Single iPSC-CMs were seeded on PDMS-coated micro-patterned coverslips. After 3 days, the coverslips were incubated with 5 μM Fura-2 (ThermoFisher, F14185) at 37°C with 5% CO2 for 20 minutes, and, after washing, placed in a C-Stim CMC microscope chamber (IonOptix) and a temperature of 36–37°C was maintained by using a mTCII Temperature Controller (IonOptix) to circulate extracellular by a closed-loop controller. Extracellular buffer containing (in mM) NaCl 140, KCl 5.4, MgCl2 1.2, CaCl2 1.8, HEPES 10, Glucose 10, and sodium pyruvate 2, with pH of 7.4, was used in this experiment. The samples were imaged using IonOptix Calcium Imaging system installed on an Olympus IX71. During the imaging, the cells were stimulated by MyoPacer (IonOptix). Cells were paced at both 0.5Hz and 1Hz to determine the relative change impairment in calcium reuptake. The end-diastolic levels during each pacing frequency was compared to the baseline prior to pacing. The background was subtracted, and the data were analyzed using IonWizard software (IonOptix).

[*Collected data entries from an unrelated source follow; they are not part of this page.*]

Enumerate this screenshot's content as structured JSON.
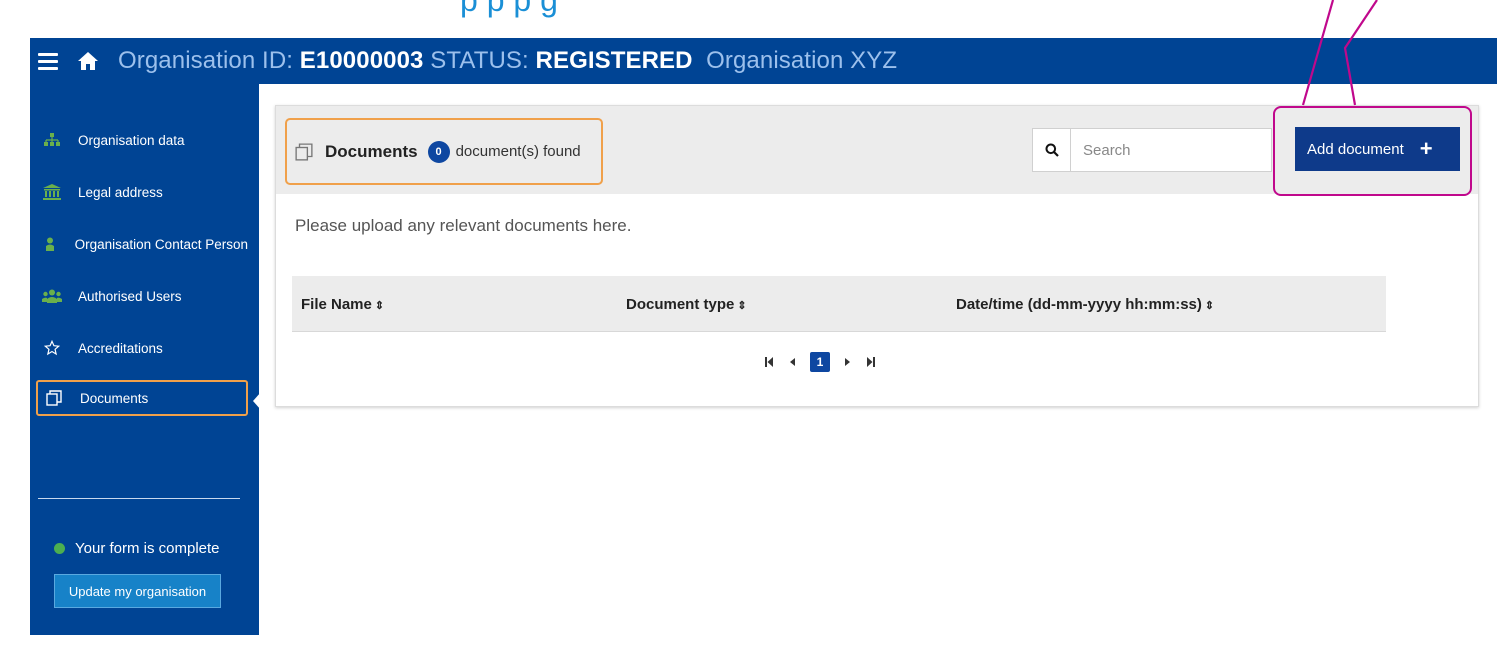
{
  "caption": "p                                                      p  p             g",
  "header": {
    "org_id_label": "Organisation ID:",
    "org_id": "E10000003",
    "status_label": "STATUS:",
    "status": "REGISTERED",
    "org_name": "Organisation XYZ"
  },
  "sidebar": {
    "items": [
      {
        "label": "Organisation data",
        "icon": "sitemap-icon"
      },
      {
        "label": "Legal address",
        "icon": "bank-icon"
      },
      {
        "label": "Organisation Contact Person",
        "icon": "person-icon"
      },
      {
        "label": "Authorised Users",
        "icon": "users-icon"
      },
      {
        "label": "Accreditations",
        "icon": "star-icon"
      },
      {
        "label": "Documents",
        "icon": "documents-icon"
      }
    ],
    "form_status": "Your form is complete",
    "update_button": "Update my organisation"
  },
  "panel": {
    "title": "Documents",
    "count": "0",
    "found_label": "document(s) found",
    "search_placeholder": "Search",
    "add_button": "Add document",
    "add_button_plus": "+",
    "intro": "Please upload any relevant documents here.",
    "columns": [
      "File Name",
      "Document type",
      "Date/time (dd-mm-yyyy hh:mm:ss)"
    ],
    "sort_glyph": "⇕",
    "pagination": {
      "current_page": "1"
    }
  },
  "colors": {
    "brand_blue": "#004494",
    "highlight_orange": "#f0a04a",
    "annotation_magenta": "#c0088c",
    "status_green": "#4caf50"
  }
}
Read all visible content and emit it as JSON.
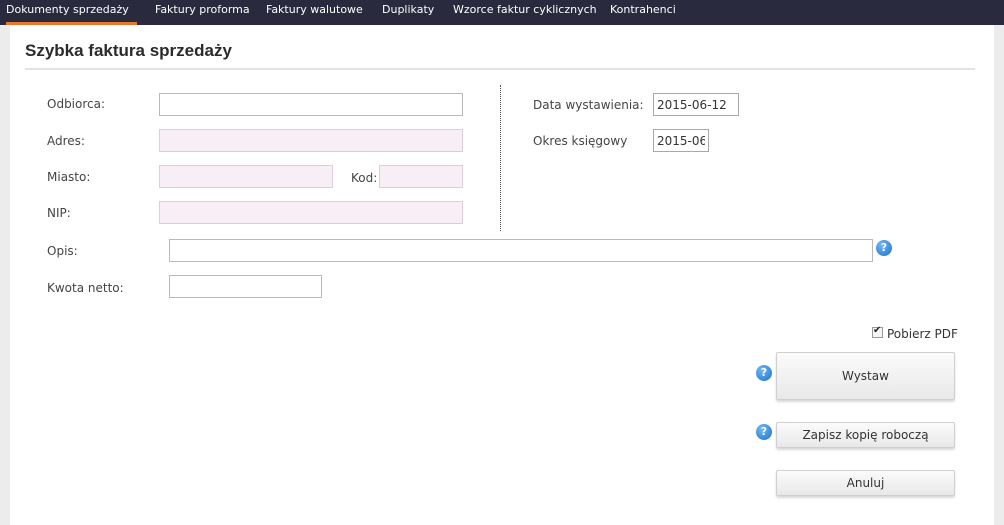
{
  "nav": {
    "tabs": [
      {
        "label": "Dokumenty sprzedaży",
        "active": true
      },
      {
        "label": "Faktury proforma"
      },
      {
        "label": "Faktury walutowe"
      },
      {
        "label": "Duplikaty"
      },
      {
        "label": "Wzorce faktur cyklicznych"
      },
      {
        "label": "Kontrahenci"
      }
    ]
  },
  "page": {
    "title": "Szybka faktura sprzedaży"
  },
  "form": {
    "odbiorca": {
      "label": "Odbiorca:",
      "value": ""
    },
    "adres": {
      "label": "Adres:",
      "value": ""
    },
    "miasto": {
      "label": "Miasto:",
      "value": ""
    },
    "kod": {
      "label": "Kod:",
      "value": ""
    },
    "nip": {
      "label": "NIP:",
      "value": ""
    },
    "data_wystawienia": {
      "label": "Data wystawienia:",
      "value": "2015-06-12"
    },
    "okres_ksiegowy": {
      "label": "Okres księgowy",
      "value": "2015-06"
    },
    "opis": {
      "label": "Opis:",
      "value": ""
    },
    "kwota_netto": {
      "label": "Kwota netto:",
      "value": ""
    }
  },
  "help_icon": {
    "glyph": "?",
    "icon": "help-icon",
    "color": "#1f73c9"
  },
  "pdf": {
    "label": "Pobierz PDF",
    "checked": true,
    "mark": "✔"
  },
  "actions": {
    "wystaw": "Wystaw",
    "zapisz": "Zapisz kopię roboczą",
    "anuluj": "Anuluj"
  },
  "colors": {
    "nav_bg": "#2a2a3e",
    "accent": "#e6792e",
    "locked_field": "#f7eff5"
  }
}
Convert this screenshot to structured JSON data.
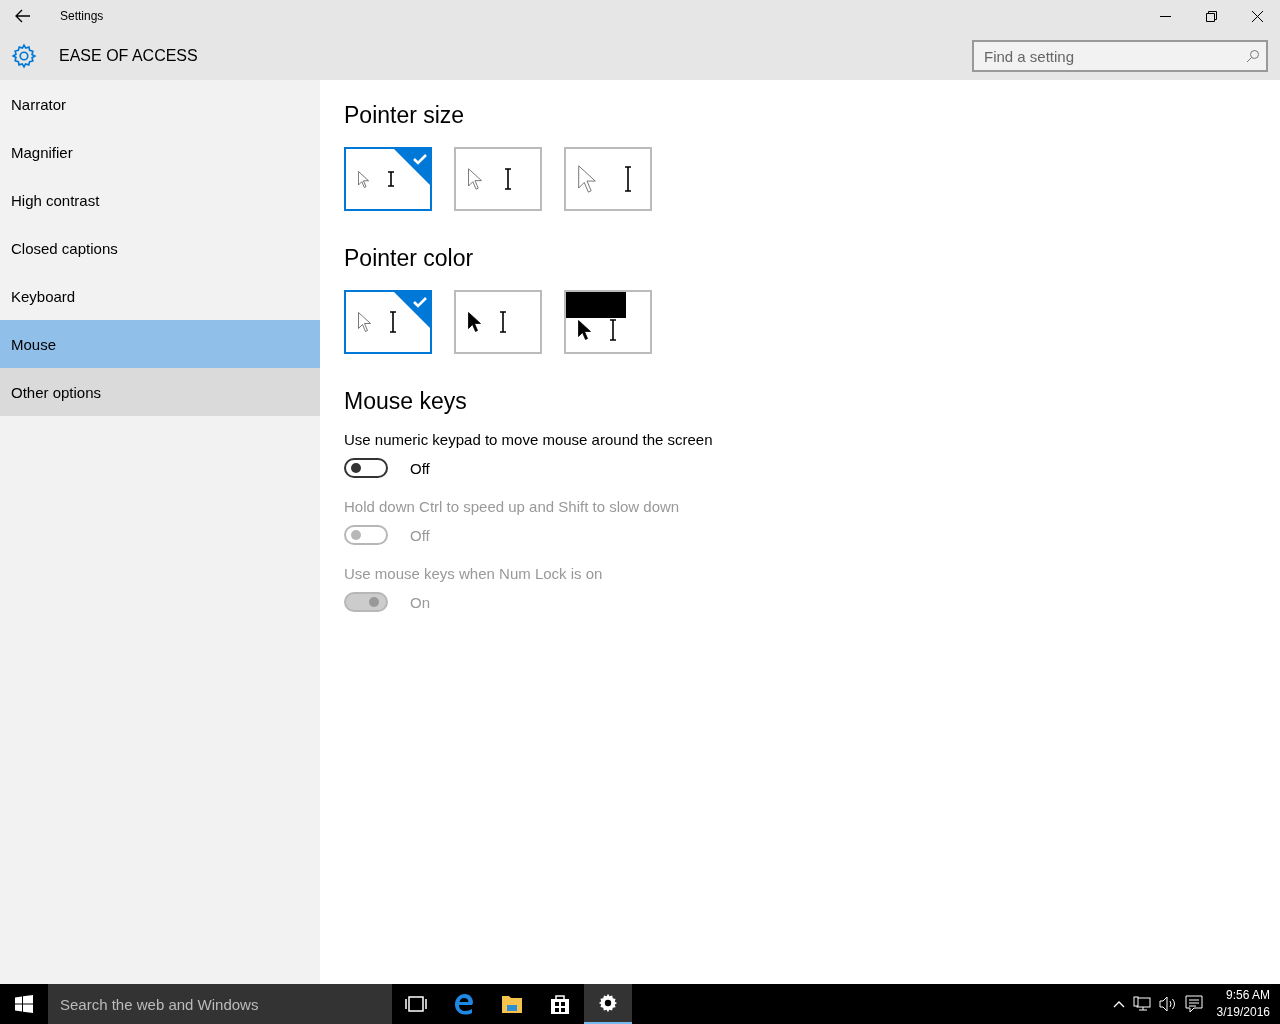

Cell-surface Biotinylation

After washing with PBS (+) (PBS containing 0.2mM CaCl₂ and 1.5mM MgCl₂), cells were incubated with 0.5 mg/mL Sulfo-NHS-SS-Biotin (Thermo) in PBS(+) for 1 hour on ice with occasional shaking. Thereafter, the biotinylating reaction was quenched by washing 3 times with PBS(+) containing 100 mM glycine. Cells were lysed with mTOR buffer, and part of the lysate was saved as total protein. The rest of the lysate was incubated with Pierce Streptavidin Magnetic Beads (Thermo) at 4 °C overnight on a rotator. The magnetic beads were collected on a magnetic stand, and the protein sample was eluted by incubating with SDS-PAGE, reducing sample buffer at 96–100 °C for 5 minutes.

Bioinformatics

A multiple sequence alignment of NAA10 sequence was performed with Clustal Omega⁶⁰, and the annotation of conservation was conducted with Jalview^60,61. DynaMut2 was used to predict the impact of the mutation on protein dynamics and stability⁶². Information of protein structure was obtained from the PDB database, and the human NatA amino-terminal acetyltransferase complex (PDB code: 6C9M)⁶³, was applied to the analysis.

Statistics

Prism 9 (GraphPad, San Diego, CA, USA) was used for statistical analysis. Normal distribution was tested with the Shapiro-Wilk test. For normally distributed samples, data were presented as mean ± SEM. An unpaired Student’s t-test or one-way analysis of variance (ANOVA), followed by Dunnett’s comparison test, was used for two- or more than two-group comparisons. For repetitive measurements, a two-way repeated measures ANOVA, followed by Dunnett’s comparison test, was performed. For samples without normal distribution, data were presented with violin plots. Mann-Whitney test or Kruskal-Wallis test, followed by Dunn’s multiple comparisons test, was conducted for two- or more than two-group comparisons. Results were considered statistically significant at p < 0.05.

DATA AVAILABILITY:

Electrophysiology and other physiology data is available on the Dryad database with the following link, https://doi.org/10.5061/dryad.280gb5mvz. Gene sequencing and patient-related clinical data cannot be shared openly because of risk to patient privacy. Given the rarity of NAA10-related disorders, specific patient information and sequence data may identify patients and family members, breaching patient confidentiality. These data are available upon request with an appropriate and approved IRB protocol at the requesting institution.